Treatment Strategies
The choice of treatment strategy depends on the presence of poor prognostic factors, such as autoantibodies, high disease activity, early erosions, or failure of two conventional synthetic DMARDs.
- With poor prognostic factors, any biological DMARD or JAK inhibitor should be added to the conventional synthetic DMARD, as recommended by the EULAR guidelines 1.
- If this fails, any other biological DMARD (from another or the same class) or targeted synthetic DMARD is recommended.
- On sustained remission, DMARDs may be tapered, but not stopped, to maintain disease control and prevent flare-ups, as suggested by the EULAR guidelines 1.
From the FDA Drug Label
Rheumatoid Arthritis including Polyarticular-Course Juvenile Rheumatoid Arthritis: Methotrexate is indicated in the management of selected adults with severe, active rheumatoid arthritis (ACR criteria), or children with active polyarticular-course juvenile rheumatoid arthritis, who have had an insufficient therapeutic response to, or are intolerant of, an adequate trial of first-line therapy including full dose non- steroidal anti-inflammatory agents (NSAIDs). Adults with Rheumatoid Arthritis (RA): with another prescription medicine called methotrexate, to reduce the signs and symptoms of moderate to severe active RA in adults, after treatment with at least one other medicine called a Tumor Necrosis Factor (TNF) antagonist has been used and did not work well
Rheumatoid Arthritis Management: Methotrexate is indicated for the management of severe, active rheumatoid arthritis in adults who have had an insufficient response to first-line therapy, including NSAIDs. Adalimumab can be used in combination with methotrexate to reduce the signs and symptoms of moderate to severe active RA in adults who have not responded to TNF antagonist therapy. Rituximab can also be used in combination with methotrexate to treat moderate to severe active RA in adults.
- Key points:
From the Research
Rheumatoid Arthritis Management
- Rheumatoid arthritis is the most common autoimmune, destructive, inflammatory arthritis in adults, and effective treatments include oral conventional synthetic disease-modifying antirheumatic drugs (DMARDs; eg, methotrexate), injectable biologic DMARDs, and targeted synthetic DMARDs (oral) 5.

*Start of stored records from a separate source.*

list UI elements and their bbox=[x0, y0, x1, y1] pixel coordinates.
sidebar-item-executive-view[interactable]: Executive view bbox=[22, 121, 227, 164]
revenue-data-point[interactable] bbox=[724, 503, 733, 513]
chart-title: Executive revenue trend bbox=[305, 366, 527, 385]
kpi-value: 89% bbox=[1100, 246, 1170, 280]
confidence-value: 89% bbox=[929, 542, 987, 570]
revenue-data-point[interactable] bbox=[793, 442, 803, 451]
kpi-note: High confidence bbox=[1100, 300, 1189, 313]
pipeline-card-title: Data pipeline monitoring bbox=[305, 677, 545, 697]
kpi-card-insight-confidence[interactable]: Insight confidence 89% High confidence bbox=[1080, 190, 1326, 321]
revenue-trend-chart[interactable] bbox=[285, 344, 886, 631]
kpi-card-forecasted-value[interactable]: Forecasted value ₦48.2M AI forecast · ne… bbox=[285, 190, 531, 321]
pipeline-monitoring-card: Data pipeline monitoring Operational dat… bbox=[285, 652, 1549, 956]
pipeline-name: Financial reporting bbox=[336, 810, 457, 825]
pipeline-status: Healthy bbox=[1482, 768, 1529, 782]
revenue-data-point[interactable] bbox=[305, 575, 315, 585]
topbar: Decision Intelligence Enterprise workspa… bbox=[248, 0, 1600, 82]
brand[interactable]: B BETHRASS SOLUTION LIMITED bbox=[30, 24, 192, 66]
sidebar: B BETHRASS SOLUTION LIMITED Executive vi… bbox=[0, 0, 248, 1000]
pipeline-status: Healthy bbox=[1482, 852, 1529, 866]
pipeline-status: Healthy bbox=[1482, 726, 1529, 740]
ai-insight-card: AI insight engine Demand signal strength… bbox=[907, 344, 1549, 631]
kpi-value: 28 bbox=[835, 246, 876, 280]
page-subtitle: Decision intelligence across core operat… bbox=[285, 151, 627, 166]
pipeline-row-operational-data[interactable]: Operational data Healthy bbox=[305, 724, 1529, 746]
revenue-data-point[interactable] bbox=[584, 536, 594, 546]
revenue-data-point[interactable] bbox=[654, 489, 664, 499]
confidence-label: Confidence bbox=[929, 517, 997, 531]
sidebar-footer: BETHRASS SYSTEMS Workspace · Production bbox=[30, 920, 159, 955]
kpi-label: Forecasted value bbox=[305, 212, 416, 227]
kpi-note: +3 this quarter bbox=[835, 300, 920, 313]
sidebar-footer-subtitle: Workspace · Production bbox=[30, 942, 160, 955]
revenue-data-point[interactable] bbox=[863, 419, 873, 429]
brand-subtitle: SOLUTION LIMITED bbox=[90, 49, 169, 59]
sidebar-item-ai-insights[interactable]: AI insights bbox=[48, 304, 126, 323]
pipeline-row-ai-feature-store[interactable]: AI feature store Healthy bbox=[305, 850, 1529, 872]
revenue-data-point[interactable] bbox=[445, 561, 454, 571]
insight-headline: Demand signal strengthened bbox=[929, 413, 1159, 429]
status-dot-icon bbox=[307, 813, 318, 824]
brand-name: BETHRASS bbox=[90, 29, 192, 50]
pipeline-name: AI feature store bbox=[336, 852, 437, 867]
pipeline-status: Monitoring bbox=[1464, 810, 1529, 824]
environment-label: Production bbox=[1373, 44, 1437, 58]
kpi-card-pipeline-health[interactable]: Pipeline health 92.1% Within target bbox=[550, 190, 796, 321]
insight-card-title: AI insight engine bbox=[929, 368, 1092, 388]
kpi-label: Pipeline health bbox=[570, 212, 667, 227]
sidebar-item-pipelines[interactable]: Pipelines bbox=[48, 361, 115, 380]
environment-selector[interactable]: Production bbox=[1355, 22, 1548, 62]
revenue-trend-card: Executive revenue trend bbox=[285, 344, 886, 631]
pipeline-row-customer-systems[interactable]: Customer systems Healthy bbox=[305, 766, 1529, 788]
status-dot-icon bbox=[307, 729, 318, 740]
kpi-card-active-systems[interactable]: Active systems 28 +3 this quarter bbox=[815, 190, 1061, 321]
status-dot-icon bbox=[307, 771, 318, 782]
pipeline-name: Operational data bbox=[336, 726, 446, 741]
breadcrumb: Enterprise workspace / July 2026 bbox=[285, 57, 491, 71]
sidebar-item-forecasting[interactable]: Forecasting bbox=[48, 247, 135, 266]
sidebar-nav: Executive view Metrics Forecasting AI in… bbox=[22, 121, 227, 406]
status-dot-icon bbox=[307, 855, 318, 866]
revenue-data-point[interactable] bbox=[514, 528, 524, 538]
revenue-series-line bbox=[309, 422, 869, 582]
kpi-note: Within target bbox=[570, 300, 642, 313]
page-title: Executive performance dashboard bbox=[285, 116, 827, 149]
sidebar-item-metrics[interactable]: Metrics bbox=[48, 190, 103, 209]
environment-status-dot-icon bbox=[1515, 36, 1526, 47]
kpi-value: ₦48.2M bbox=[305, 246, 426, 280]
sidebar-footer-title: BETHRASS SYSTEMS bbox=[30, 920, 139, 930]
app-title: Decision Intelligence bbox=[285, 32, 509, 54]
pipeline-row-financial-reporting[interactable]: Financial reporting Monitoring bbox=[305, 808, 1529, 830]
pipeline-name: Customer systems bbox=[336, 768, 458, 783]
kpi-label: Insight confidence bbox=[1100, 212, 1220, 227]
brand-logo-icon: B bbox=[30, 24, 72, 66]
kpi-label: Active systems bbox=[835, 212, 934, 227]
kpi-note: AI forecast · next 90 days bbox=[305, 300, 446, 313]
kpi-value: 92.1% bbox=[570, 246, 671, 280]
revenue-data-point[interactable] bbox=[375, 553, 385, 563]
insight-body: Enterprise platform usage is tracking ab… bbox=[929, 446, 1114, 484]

- Key recommendations for managing rheumatoid arthritis include starting effective treatment immediately with DMARDs to reduce disability, using effective doses of methotrexate (oral or subcutaneous) with folic acid as the initial treatment, and rapidly escalating treatment with various DMARDs if methotrexate alone is not effective in controlling rheumatoid arthritis 5.
- Folic acid and folinic acid supplementation during methotrexate therapy can reduce the incidence of gastrointestinal side effects, hepatic dysfunction, and patient withdrawal from methotrexate treatment 6, 7.
- Folate supplementation can also promote compliance to methotrexate and reduce the risk of elevated transaminase and gastrointestinal side effects 6, 7.
- The effect of folate supplementation on methotrexate efficacy is still unclear, but most studies suggest that it does not significantly reduce the efficacy of methotrexate 6, 7, 8.
- Current guidelines for managing rheumatoid arthritis recommend regular assessments, targeting remission or low disease activity, and starting disease-modifying drugs (DMARDs) as soon as possible, with methotrexate being the recommended initial treatment 9.
- Biologics are recommended for patients with persistently active disease who have already received methotrexate, and most guidelines suggest tapering biologics when patients achieve sustained good responses 9.